A história da Hind não é exceção. É uma entre dezenas de milhares de crianças em Gaza.

Há mais de dois anos que as crianças de Gaza abrem os olhos todas as manhãs para o deslocamento, a perda, a violência e a falta de acesso às necessidades mais básicas. Pelo menos 20 mil crianças morreram desde outubro de 2023, pelo menos 24 crianças morrem todos os dias, o equivalente a uma sala de aula inteira. E sabemos que é muito baixo porque muitas crianças ainda estão soterradas pelos escombros. Dezenas de milhares foram forçados a deixar suas casas. A escola ruiu. Hospitais foram destruídos e médicos e enfermeiros foram detidos e alvos de ataques.

Este não é apenas um acidente de carro provocado pelo homem. Também é uma questão de saúde.

As crianças em Gaza não são apenas sobreviventes de bombardeamentos e de deslocações; eles carregam uma carga emocional que fica mais forte a cada dia. Quase todas as crianças correm o risco de passar fome ou sofrer de doenças evitáveis. Mais de 650.000 não é permitido ir à escola e mais de 1,2 milhão as crianças precisam de apoio psicológico imediato. Relatórios locais confirmam isso mais de 39.300 crianças perderam um ou ambos os pais, incluindo cerca de 17.000 que ficaram órfãos.

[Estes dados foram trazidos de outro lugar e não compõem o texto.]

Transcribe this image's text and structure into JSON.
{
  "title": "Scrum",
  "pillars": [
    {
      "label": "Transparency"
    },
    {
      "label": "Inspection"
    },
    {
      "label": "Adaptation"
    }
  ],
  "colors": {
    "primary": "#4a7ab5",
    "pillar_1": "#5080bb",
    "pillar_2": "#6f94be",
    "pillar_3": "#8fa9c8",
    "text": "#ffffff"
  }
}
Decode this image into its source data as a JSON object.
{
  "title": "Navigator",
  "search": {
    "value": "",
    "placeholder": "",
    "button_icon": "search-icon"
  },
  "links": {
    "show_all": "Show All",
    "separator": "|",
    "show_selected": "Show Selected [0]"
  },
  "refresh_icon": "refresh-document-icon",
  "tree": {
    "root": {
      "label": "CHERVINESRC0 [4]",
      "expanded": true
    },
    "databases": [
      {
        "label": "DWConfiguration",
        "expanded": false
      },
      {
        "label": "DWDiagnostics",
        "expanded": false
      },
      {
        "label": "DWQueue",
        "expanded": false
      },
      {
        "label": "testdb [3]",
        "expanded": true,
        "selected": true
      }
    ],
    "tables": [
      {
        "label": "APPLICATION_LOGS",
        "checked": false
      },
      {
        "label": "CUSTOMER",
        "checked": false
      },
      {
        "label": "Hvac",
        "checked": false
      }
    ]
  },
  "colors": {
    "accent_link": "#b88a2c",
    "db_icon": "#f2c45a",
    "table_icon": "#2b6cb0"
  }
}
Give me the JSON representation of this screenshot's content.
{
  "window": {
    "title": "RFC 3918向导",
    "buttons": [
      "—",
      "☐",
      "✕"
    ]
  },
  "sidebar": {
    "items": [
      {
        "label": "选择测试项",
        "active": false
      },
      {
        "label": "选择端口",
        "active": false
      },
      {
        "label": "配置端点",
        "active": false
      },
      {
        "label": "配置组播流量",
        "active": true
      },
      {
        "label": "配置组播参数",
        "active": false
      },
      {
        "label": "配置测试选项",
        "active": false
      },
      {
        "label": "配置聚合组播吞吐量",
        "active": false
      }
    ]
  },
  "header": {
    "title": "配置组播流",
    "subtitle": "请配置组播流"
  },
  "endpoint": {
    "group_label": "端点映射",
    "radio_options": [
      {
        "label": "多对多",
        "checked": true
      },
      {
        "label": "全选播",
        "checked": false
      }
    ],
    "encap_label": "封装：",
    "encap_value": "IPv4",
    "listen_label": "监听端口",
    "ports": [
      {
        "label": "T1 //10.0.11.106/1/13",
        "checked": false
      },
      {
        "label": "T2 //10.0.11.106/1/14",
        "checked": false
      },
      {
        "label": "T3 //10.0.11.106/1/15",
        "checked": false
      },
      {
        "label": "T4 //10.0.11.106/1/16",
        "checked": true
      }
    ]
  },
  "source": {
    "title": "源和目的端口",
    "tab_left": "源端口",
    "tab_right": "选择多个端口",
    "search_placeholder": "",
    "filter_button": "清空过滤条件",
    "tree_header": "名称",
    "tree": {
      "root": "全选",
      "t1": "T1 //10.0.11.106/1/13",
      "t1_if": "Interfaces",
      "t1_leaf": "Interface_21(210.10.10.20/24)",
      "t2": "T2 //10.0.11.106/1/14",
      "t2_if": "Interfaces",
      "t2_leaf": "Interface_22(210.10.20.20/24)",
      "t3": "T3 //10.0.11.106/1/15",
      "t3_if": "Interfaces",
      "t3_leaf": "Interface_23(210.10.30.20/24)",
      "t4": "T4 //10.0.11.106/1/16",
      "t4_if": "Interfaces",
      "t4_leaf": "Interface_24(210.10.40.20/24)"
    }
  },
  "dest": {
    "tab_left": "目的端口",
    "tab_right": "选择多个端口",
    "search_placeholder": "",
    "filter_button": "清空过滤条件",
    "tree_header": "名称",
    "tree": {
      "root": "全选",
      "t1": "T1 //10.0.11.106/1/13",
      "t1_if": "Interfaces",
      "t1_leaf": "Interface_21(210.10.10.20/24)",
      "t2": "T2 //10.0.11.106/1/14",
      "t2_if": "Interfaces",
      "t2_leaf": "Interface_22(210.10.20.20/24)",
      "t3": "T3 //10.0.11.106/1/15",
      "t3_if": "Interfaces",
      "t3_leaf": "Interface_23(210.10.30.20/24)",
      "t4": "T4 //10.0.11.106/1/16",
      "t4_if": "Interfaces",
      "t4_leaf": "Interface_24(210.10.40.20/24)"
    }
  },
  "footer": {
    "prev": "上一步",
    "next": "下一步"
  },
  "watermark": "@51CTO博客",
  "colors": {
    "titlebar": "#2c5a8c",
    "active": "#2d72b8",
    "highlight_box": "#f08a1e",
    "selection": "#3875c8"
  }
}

Centenas de milhares de pessoas estão presas, sem ter para onde ir, vivendo num mundo definido pelo medo e pela insegurança.

A cura é impossível quando a ameaça é constante e quando as escolas e os sistemas de saúde são destruídos. O trauma não desaparece nessas situações insuportáveis; ele se acumula. Os efeitos podem ser irreversíveis.

Estamos testemunhando o trauma psicológico de uma geração inteira.

É necessária uma ação urgente. Uma cessação real e duradoura das hostilidades é o primeiro passo para a estabilidade, mas deve ser seguida por uma rápida retoma do tratamento e da educação, juntamente com um investimento sustentado em apoio psicológico e psicológico. A saúde mental não pode ser pensada como uma resposta humana, mas deve ser a primeira prioridade. Sem estas intervenções, o ritmo psicológico apenas se aprofundará, moldando uma geração inteira com consequências a longo prazo para a sua saúde e para o futuro do povo palestiniano.

E, acima de tudo, as crianças devem ser protegidas da violência contínua, porque nenhum tratamento pode competir com o trauma contínuo.

As últimas palavras de Hind me assombrarão para sempre. O mundo o deixou. Falhou com os filhos da Palestina. Mas ainda há tempo para salvar os que sobraram. Através do filme “A Voz do Rajab Traseiro”, a sua voz continuará a viajar através das fronteiras, trazendo a verdade sobre o que as crianças em Gaza e na Cisjordânia enfrentam todos os dias.

Não é apenas mais uma história. É um chamado que devemos responder.

Nisreen Qawas é psicóloga da Sociedade do Crescente Vermelho Palestino.